It is a joke I have heard told 20 different ways since I first heard it 23 years ago. Often the location has changed, along with the nationality of the subject or his transgression. However, the ur-joke, told to me by an anthropologist in 1986, went like this.
A tourist is exploring the coast of a minor Greek island when he arrives at a charming fishing village, a model of contented pros-perity. Freshly painted boats bob at their moorings behind a stout breakwater. On the hillside opposite there is a handsome church, almost a cathedral. Enchanted, our traveller asks several passers-by to recommend a good bar for a drink. Each time he is advised that much the best place is the ‘Taverna of Dimitri the Sheep Shagger’.
He visits and in the course of a few drinks befriends the patron Dimitri, who is a charming, educated and accomplished man.

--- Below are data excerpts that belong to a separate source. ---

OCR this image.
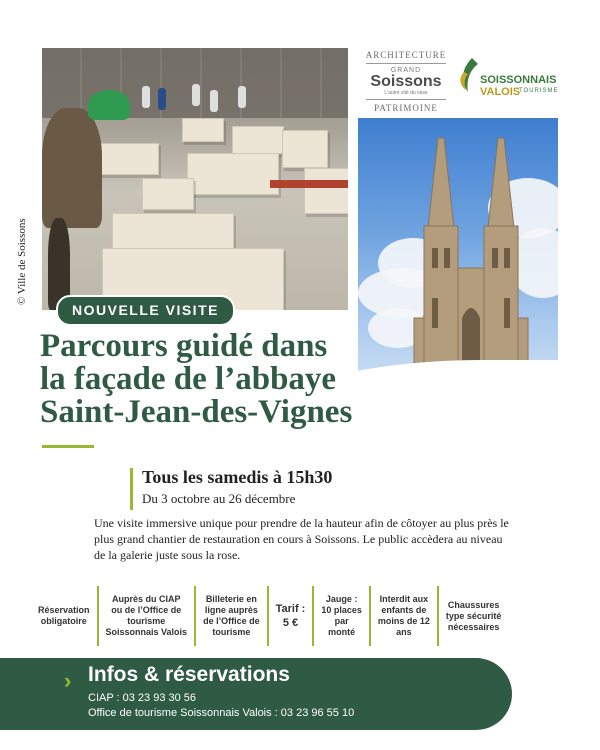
© Ville de Soissons
ARCHITECTURE
GRAND
Soissons
L'autre cité du vase
PATRIMOINE
SOISSONNAIS
VALOIS
TOURISME
NOUVELLE VISITE
Parcours guidé dans
la façade de l’abbaye
Saint-Jean-des-Vignes
Tous les samedis à 15h30
Du 3 octobre au 26 décembre
Une visite immersive unique pour prendre de la hauteur afin de côtoyer au plus près le plus grand chantier de restauration en cours à Soissons. Le public accèdera au niveau de la galerie juste sous la rose.
Réservation
obligatoire
Auprès du CIAP
ou de l’Office de
tourisme
Soissonnais Valois
Billeterie en
ligne auprès
de l’Office de
tourisme
Tarif :
5 €
Jauge :
10 places
par
monté
Interdit aux
enfants de
moins de 12
ans
Chaussures
type sécurité
nécessaires
› Infos & réservations
CIAP : 03 23 93 30 56
Office de tourisme Soissonnais Valois : 03 23 96 55 10
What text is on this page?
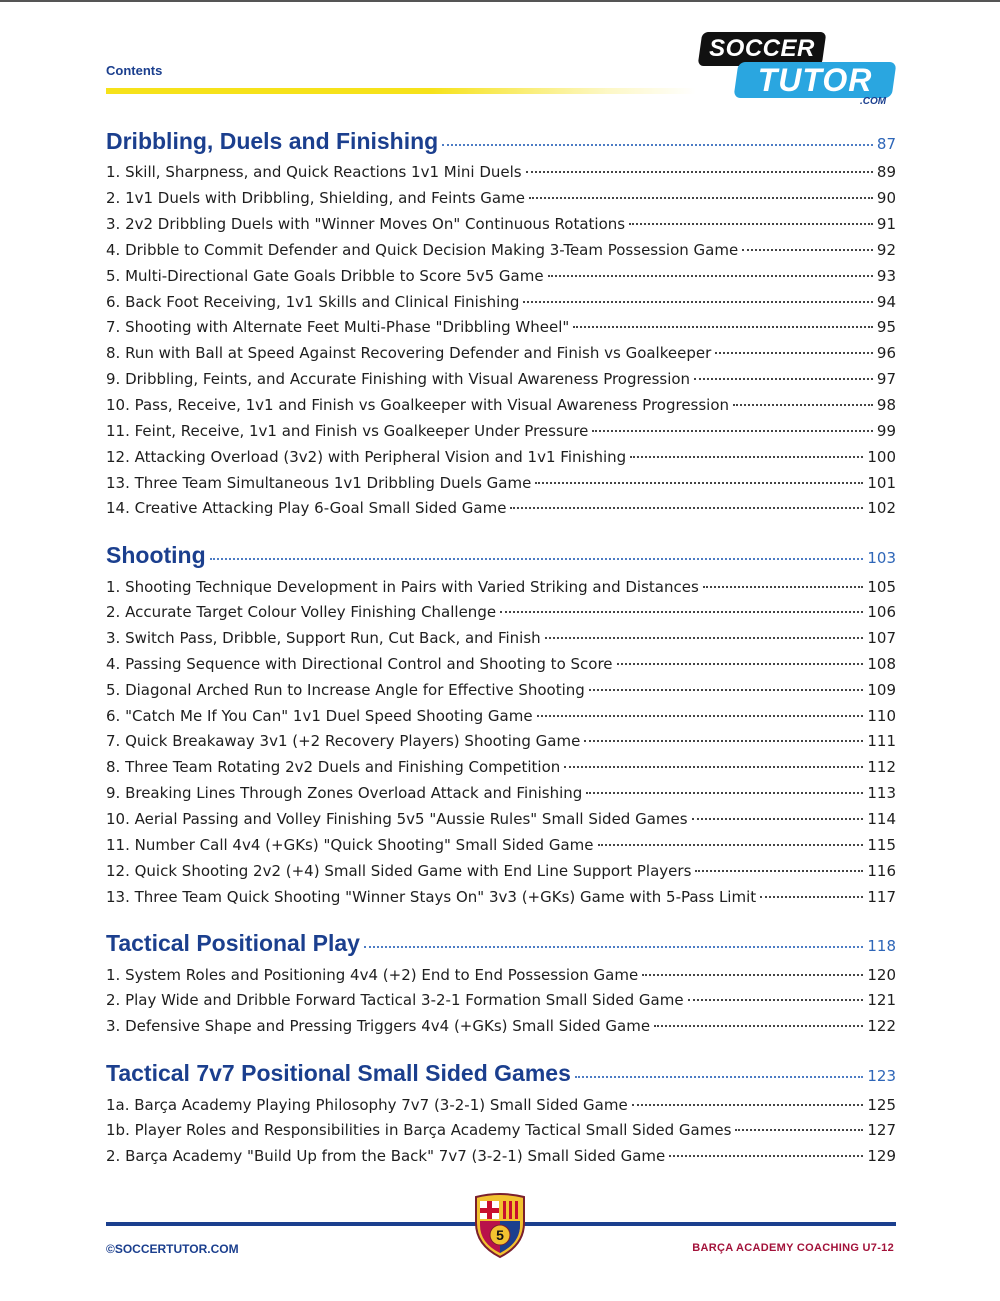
Contents
SOCCER
TUTOR
.COM
Dribbling, Duels and Finishing	87
1. Skill, Sharpness, and Quick Reactions 1v1 Mini Duels	89
2. 1v1 Duels with Dribbling, Shielding, and Feints Game	90
3. 2v2 Dribbling Duels with "Winner Moves On" Continuous Rotations	91
4. Dribble to Commit Defender and Quick Decision Making 3-Team Possession Game	92
5. Multi-Directional Gate Goals Dribble to Score 5v5 Game	93
6. Back Foot Receiving, 1v1 Skills and Clinical Finishing	94
7. Shooting with Alternate Feet Multi-Phase "Dribbling Wheel"	95
8. Run with Ball at Speed Against Recovering Defender and Finish vs Goalkeeper	96
9. Dribbling, Feints, and Accurate Finishing with Visual Awareness Progression	97
10. Pass, Receive, 1v1 and Finish vs Goalkeeper with Visual Awareness Progression	98
11. Feint, Receive, 1v1 and Finish vs Goalkeeper Under Pressure	99
12. Attacking Overload (3v2) with Peripheral Vision and 1v1 Finishing	100
13. Three Team Simultaneous 1v1 Dribbling Duels Game	101
14. Creative Attacking Play 6-Goal Small Sided Game	102
Shooting	103
1. Shooting Technique Development in Pairs with Varied Striking and Distances	105
2. Accurate Target Colour Volley Finishing Challenge	106
3. Switch Pass, Dribble, Support Run, Cut Back, and Finish	107
4. Passing Sequence with Directional Control and Shooting to Score	108
5. Diagonal Arched Run to Increase Angle for Effective Shooting	109
6. "Catch Me If You Can" 1v1 Duel Speed Shooting Game	110
7. Quick Breakaway 3v1 (+2 Recovery Players) Shooting Game	111
8. Three Team Rotating 2v2 Duels and Finishing Competition	112
9. Breaking Lines Through Zones Overload Attack and Finishing	113
10. Aerial Passing and Volley Finishing 5v5 "Aussie Rules" Small Sided Games	114
11. Number Call 4v4 (+GKs) "Quick Shooting" Small Sided Game	115
12. Quick Shooting 2v2 (+4) Small Sided Game with End Line Support Players	116
13. Three Team Quick Shooting "Winner Stays On" 3v3 (+GKs) Game with 5-Pass Limit	117
Tactical Positional Play	118
1. System Roles and Positioning 4v4 (+2) End to End Possession Game	120
2. Play Wide and Dribble Forward Tactical 3-2-1 Formation Small Sided Game	121
3. Defensive Shape and Pressing Triggers 4v4 (+GKs) Small Sided Game	122
Tactical 7v7 Positional Small Sided Games	123
1a. Barça Academy Playing Philosophy 7v7 (3-2-1) Small Sided Game	125
1b. Player Roles and Responsibilities in Barça Academy Tactical Small Sided Games	127
2. Barça Academy "Build Up from the Back" 7v7 (3-2-1) Small Sided Game	129
5
©SOCCERTUTOR.COM	BARÇA ACADEMY COACHING U7-12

A few drinks later, he feels emboldened to raise the topic of his host’s nickname. Dimitri leads him outside to the sun-bathed dockside and places an avuncular hand on the traveller’s shoulder. ‘You see those boats?’ he sighs. ‘I built them all myself with my bare hands. But do they call me Dimitri the boat builder? No. The church and the orphanage on the hillside. That’s my work too. But do they call me Dimitri the church builder? Never! I even built the harbour wall. And do they call me Dimitri the harbour maker? They do not. You shag one damn sheep…’
Like many good jokes, this one makes a good point: in this case about the amazing asymmetry that prevails when everything about us becomes known. On the scales of human reputation a lifetime of good deeds are outweighed by one second of folly.